= 2019 Italian protests =

The 2019 Italian protests was a wave of mass demonstrations and unprecedented wave of massive protest rallies and economic marches led by unions, students and employees demanding the fall of the government of Matteo Salvini and better economic conditions and economic policies to be scrapped. The anti-government movement began in February, in Milan and Turin, protesting economic conditions and began to follow calls for mass demonstrations. Demonstrators marched and chanted using placards and designs, letters, gatherings, meetings and speeches as a tactics to rally and March. Rallying and rallies called for supporters was held weekly in February–March, protesting in their hundreds of thousands with yellow vests and workers used vests of different colours against the governmental policies and in support of Deputy PM Luigi Di Maio. Protesters called for the government, to resign and kept on mounting pressure on government officials.

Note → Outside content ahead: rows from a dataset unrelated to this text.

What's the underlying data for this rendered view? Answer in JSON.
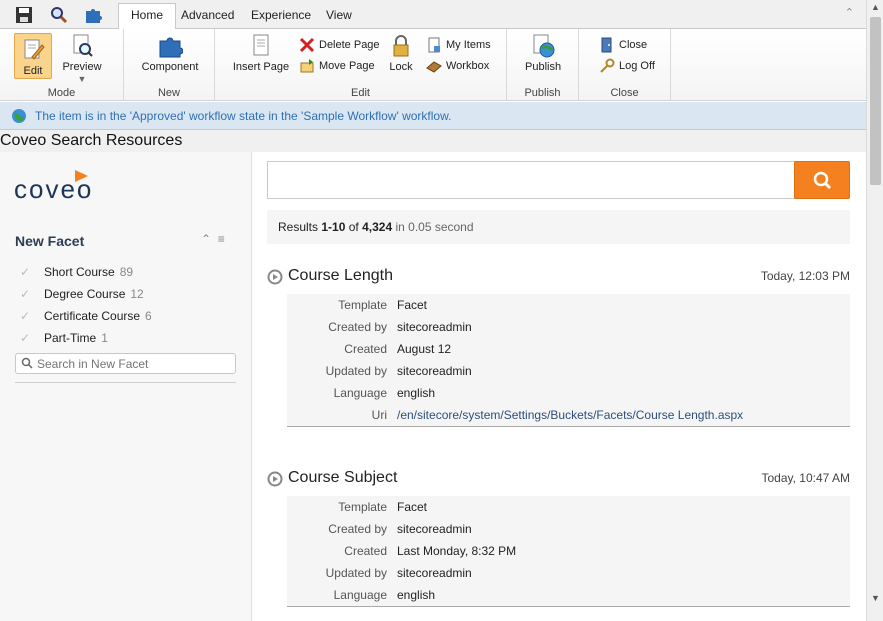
{
  "ribbon": {
    "tabs": [
      {
        "label": "Home"
      },
      {
        "label": "Advanced"
      },
      {
        "label": "Experience"
      },
      {
        "label": "View"
      }
    ],
    "groups": {
      "mode": {
        "label": "Mode",
        "edit": "Edit",
        "preview": "Preview"
      },
      "new": {
        "label": "New",
        "component": "Component"
      },
      "edit": {
        "label": "Edit",
        "insert_page": "Insert Page",
        "delete_page": "Delete Page",
        "move_page": "Move Page",
        "lock": "Lock",
        "my_items": "My Items",
        "workbox": "Workbox"
      },
      "publish": {
        "label": "Publish",
        "publish": "Publish"
      },
      "close": {
        "label": "Close",
        "close": "Close",
        "log_off": "Log Off"
      }
    }
  },
  "workflow": {
    "message": "The item is in the 'Approved' workflow state in the 'Sample Workflow' workflow."
  },
  "page_title": "Coveo Search Resources",
  "logo_text": "coveo",
  "facet": {
    "title": "New Facet",
    "items": [
      {
        "label": "Short Course",
        "count": "89"
      },
      {
        "label": "Degree Course",
        "count": "12"
      },
      {
        "label": "Certificate Course",
        "count": "6"
      },
      {
        "label": "Part-Time",
        "count": "1"
      }
    ],
    "search_placeholder": "Search in New Facet"
  },
  "search": {
    "value": ""
  },
  "summary": {
    "prefix": "Results",
    "range": "1-10",
    "of": "of",
    "total": "4,324",
    "suffix": "in 0.05 second"
  },
  "results": [
    {
      "title": "Course Length",
      "date": "Today, 12:03 PM",
      "fields": [
        {
          "k": "Template",
          "v": "Facet"
        },
        {
          "k": "Created by",
          "v": "sitecoreadmin"
        },
        {
          "k": "Created",
          "v": "August 12"
        },
        {
          "k": "Updated by",
          "v": "sitecoreadmin"
        },
        {
          "k": "Language",
          "v": "english"
        },
        {
          "k": "Uri",
          "v": "/en/sitecore/system/Settings/Buckets/Facets/Course Length.aspx"
        }
      ]
    },
    {
      "title": "Course Subject",
      "date": "Today, 10:47 AM",
      "fields": [
        {
          "k": "Template",
          "v": "Facet"
        },
        {
          "k": "Created by",
          "v": "sitecoreadmin"
        },
        {
          "k": "Created",
          "v": "Last Monday, 8:32 PM"
        },
        {
          "k": "Updated by",
          "v": "sitecoreadmin"
        },
        {
          "k": "Language",
          "v": "english"
        }
      ]
    }
  ],
  "colors": {
    "accent": "#f58020",
    "workflow_text": "#2e70b2",
    "facet_title": "#2e3d54",
    "logo": "#1d3557"
  }
}
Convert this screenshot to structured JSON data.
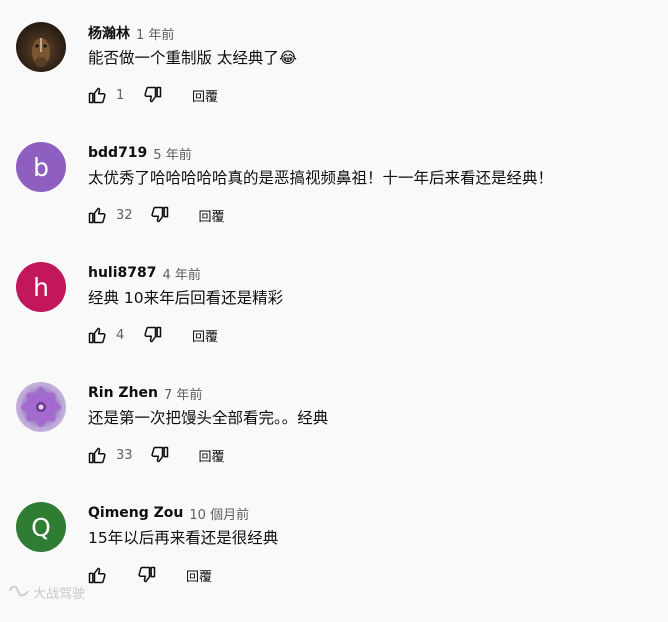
{
  "comments": [
    {
      "avatar": {
        "type": "image",
        "style": "horse"
      },
      "author": "杨瀚林",
      "time": "1 年前",
      "text": "能否做一个重制版 太经典了😂",
      "likes": "1",
      "reply_label": "回覆"
    },
    {
      "avatar": {
        "type": "letter",
        "letter": "b",
        "color": "#8e5fc1"
      },
      "author": "bdd719",
      "time": "5 年前",
      "text": "太优秀了哈哈哈哈哈真的是恶搞视频鼻祖！十一年后来看还是经典！",
      "likes": "32",
      "reply_label": "回覆"
    },
    {
      "avatar": {
        "type": "letter",
        "letter": "h",
        "color": "#c2185b"
      },
      "author": "huli8787",
      "time": "4 年前",
      "text": "经典 10来年后回看还是精彩",
      "likes": "4",
      "reply_label": "回覆"
    },
    {
      "avatar": {
        "type": "image",
        "style": "flower"
      },
      "author": "Rin Zhen",
      "time": "7 年前",
      "text": "还是第一次把馒头全部看完。。经典",
      "likes": "33",
      "reply_label": "回覆"
    },
    {
      "avatar": {
        "type": "letter",
        "letter": "Q",
        "color": "#2e7d32"
      },
      "author": "Qimeng Zou",
      "time": "10 個月前",
      "text": "15年以后再来看还是很经典",
      "likes": "",
      "reply_label": "回覆"
    }
  ],
  "watermark": {
    "text": "大战驾驶"
  }
}
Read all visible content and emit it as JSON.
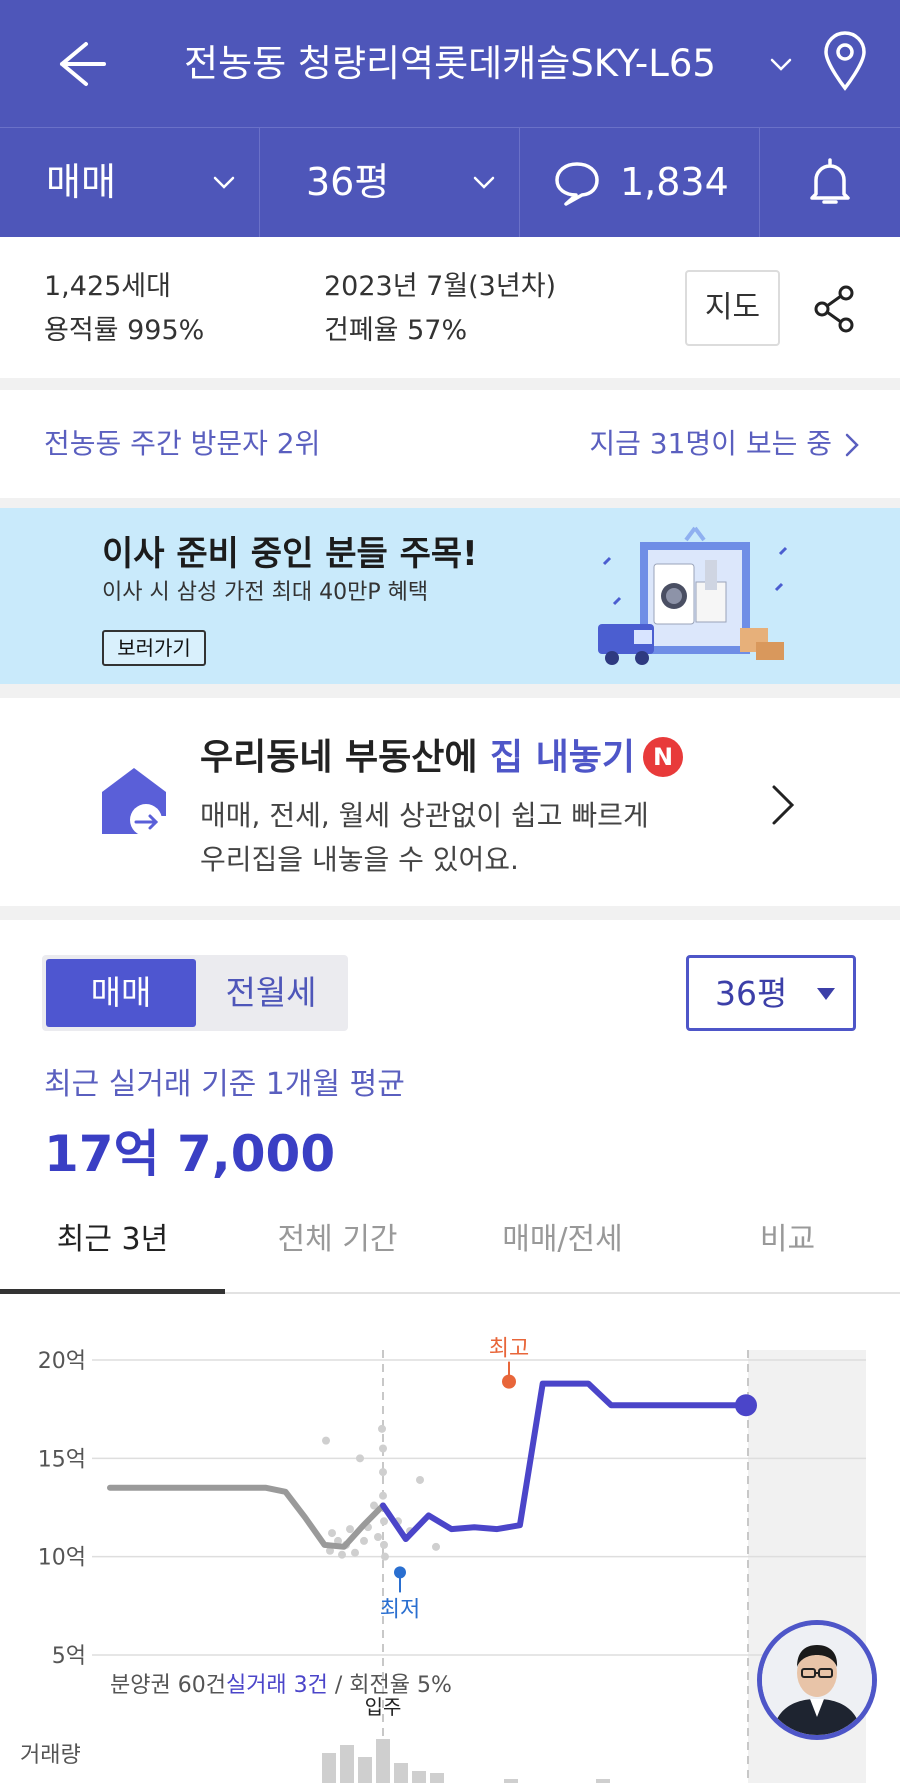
{
  "header": {
    "title": "전농동 청량리역롯데캐슬SKY-L65",
    "back_icon": "arrow-left-icon",
    "location_icon": "map-pin-icon"
  },
  "filters": {
    "deal_type": "매매",
    "size": "36평",
    "comment_count": "1,834"
  },
  "summary": {
    "households": "1,425세대",
    "floor_area_ratio": "용적률 995%",
    "built": "2023년 7월(3년차)",
    "coverage_ratio": "건폐율 57%",
    "map_button": "지도"
  },
  "visitor": {
    "rank_text": "전농동 주간 방문자 2위",
    "viewers_text": "지금 31명이 보는 중"
  },
  "banner": {
    "headline": "이사 준비 중인 분들 주목!",
    "subline": "이사 시 삼성 가전 최대 40만P 혜택",
    "button": "보러가기"
  },
  "listing_promo": {
    "title_prefix": "우리동네 부동산에 ",
    "title_highlight": "집 내놓기",
    "badge": "N",
    "desc_line1": "매매, 전세, 월세 상관없이 쉽고 빠르게",
    "desc_line2": "우리집을 내놓을 수 있어요."
  },
  "price_section": {
    "seg_active": "매매",
    "seg_inactive": "전월세",
    "size_select": "36평",
    "avg_label": "최근 실거래 기준 1개월 평균",
    "avg_value": "17억 7,000"
  },
  "tabs": [
    "최근 3년",
    "전체 기간",
    "매매/전세",
    "비교"
  ],
  "colors": {
    "brand": "#4e56b9",
    "accent": "#3a3fc4",
    "presale_line": "#9a9a9a",
    "price_line": "#4b45c9",
    "high_marker": "#e8663a",
    "low_marker": "#2a6fd0"
  },
  "chart_data": {
    "type": "line",
    "ylabel": "",
    "y_ticks": [
      "20억",
      "15억",
      "10억",
      "5억"
    ],
    "ylim": [
      5,
      20
    ],
    "x_marker_label": "입주",
    "high_label": "최고",
    "low_label": "최저",
    "footnote_prefix": "분양권 60건",
    "footnote_highlight": "실거래 3건",
    "footnote_suffix": " / 회전율 5%",
    "volume_label": "거래량",
    "series": [
      {
        "values": [
          13.5,
          13.5,
          13.5,
          13.5,
          13.5,
          13.5,
          13.5,
          13.5,
          13.5,
          13.3,
          12.0,
          10.6,
          10.5,
          11.6,
          12.6
        ]
      },
      {
        "values": [
          12.6,
          10.9,
          12.1,
          11.4,
          11.5,
          11.4,
          11.6,
          18.8,
          18.8,
          18.8,
          17.7,
          17.7,
          17.7,
          17.7,
          17.7,
          17.7,
          17.7
        ]
      }
    ],
    "high_value": 18.9,
    "low_value": 9.2,
    "last_value": 17.7
  }
}
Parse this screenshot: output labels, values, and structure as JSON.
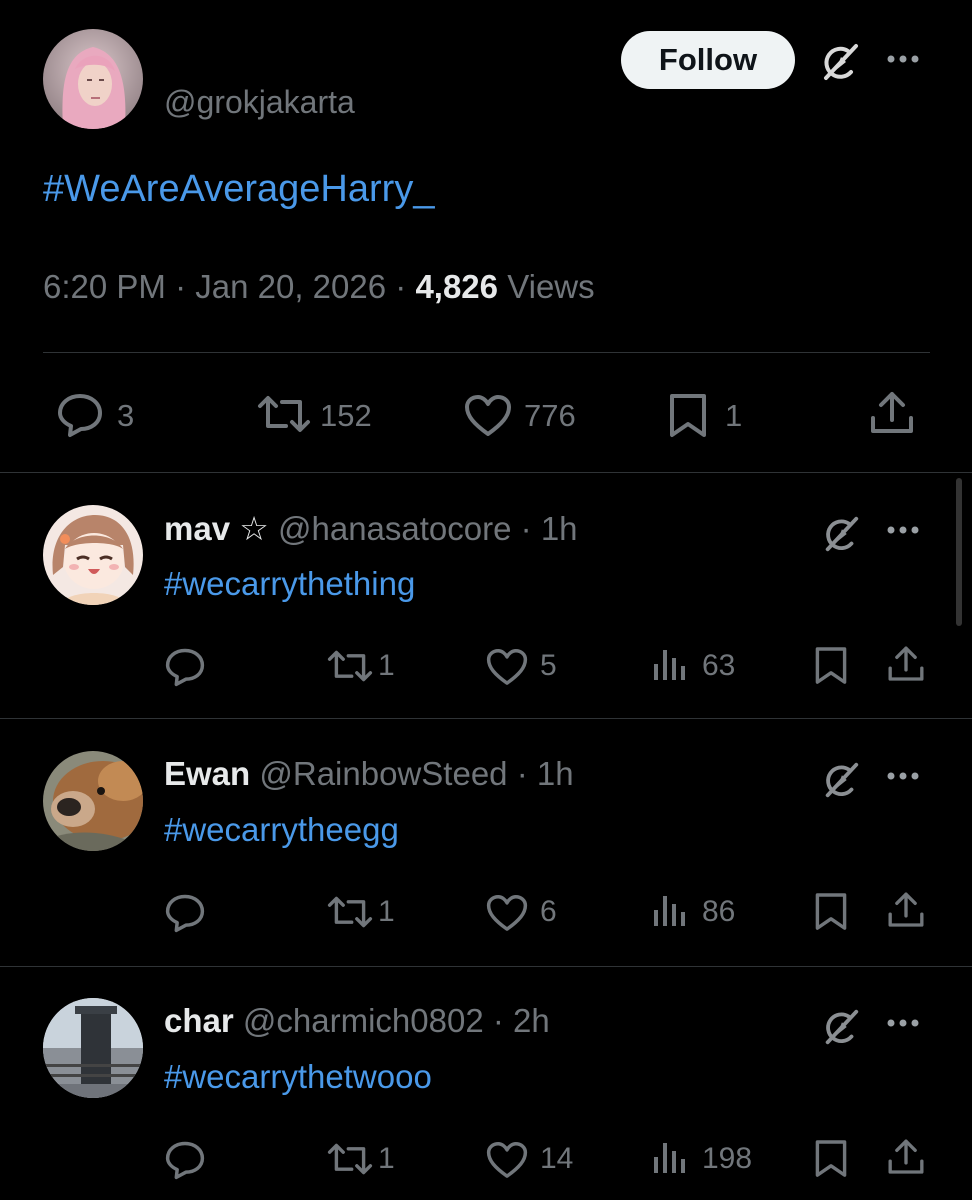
{
  "main_post": {
    "handle": "@grokjakarta",
    "follow_label": "Follow",
    "text": "#WeAreAverageHarry_",
    "time": "6:20 PM",
    "sep": "·",
    "date": "Jan 20, 2026",
    "views_count": "4,826",
    "views_label": "Views",
    "actions": {
      "replies": "3",
      "reposts": "152",
      "likes": "776",
      "bookmarks": "1"
    }
  },
  "replies": [
    {
      "name": "mav",
      "star": "☆",
      "handle": "@hanasatocore",
      "dot": "·",
      "time": "1h",
      "text": "#wecarrythething",
      "reposts": "1",
      "likes": "5",
      "views": "63"
    },
    {
      "name": "Ewan",
      "handle": "@RainbowSteed",
      "dot": "·",
      "time": "1h",
      "text": "#wecarrytheegg",
      "reposts": "1",
      "likes": "6",
      "views": "86"
    },
    {
      "name": "char",
      "handle": "@charmich0802",
      "dot": "·",
      "time": "2h",
      "text": "#wecarrythetwooo",
      "reposts": "1",
      "likes": "14",
      "views": "198"
    }
  ],
  "colors": {
    "background": "#000000",
    "text": "#e7e9ea",
    "muted": "#71767b",
    "link": "#4a99e9",
    "divider": "#2f3336"
  },
  "icons": [
    "grok-icon",
    "more-icon",
    "reply-icon",
    "repost-icon",
    "like-icon",
    "bookmark-icon",
    "share-icon",
    "views-icon"
  ]
}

Popular protests consorted of carnivals, parades and chanting, clapping and Union-led slogans depicting the government. In the movement, there was some anarchist-style violence, especially during the strikes in Turin, when anarchist protesters threw projectiles at police. Opposition and street protests to Matteo Salvini continued in Milan, where protesters denounced the right-wing government. Large crowds demanded democratic reforms and the populist government to resign while using balloons, phone lights, candles, flags and ribbons. Rallies led by labour unions and millions of ordinary civilians occurred in May–June and September–October, demanding climate action, fall of government and denouncing far-right policies. Protesters used human chains to link them up and in squares, hundreds of thousands protested with using their arms and making signals and symbols with their arms. Tens of thousands participated in General strikes in Verona and Rome, on the anniversary of the 1922 Italian general strike and campaigned to denounce violence against women. In some cases, chaos erupted when Riot police would fire Tear gas at protesters in towns amid dozens participate in rallies, and demonstrators would be slashed with batons.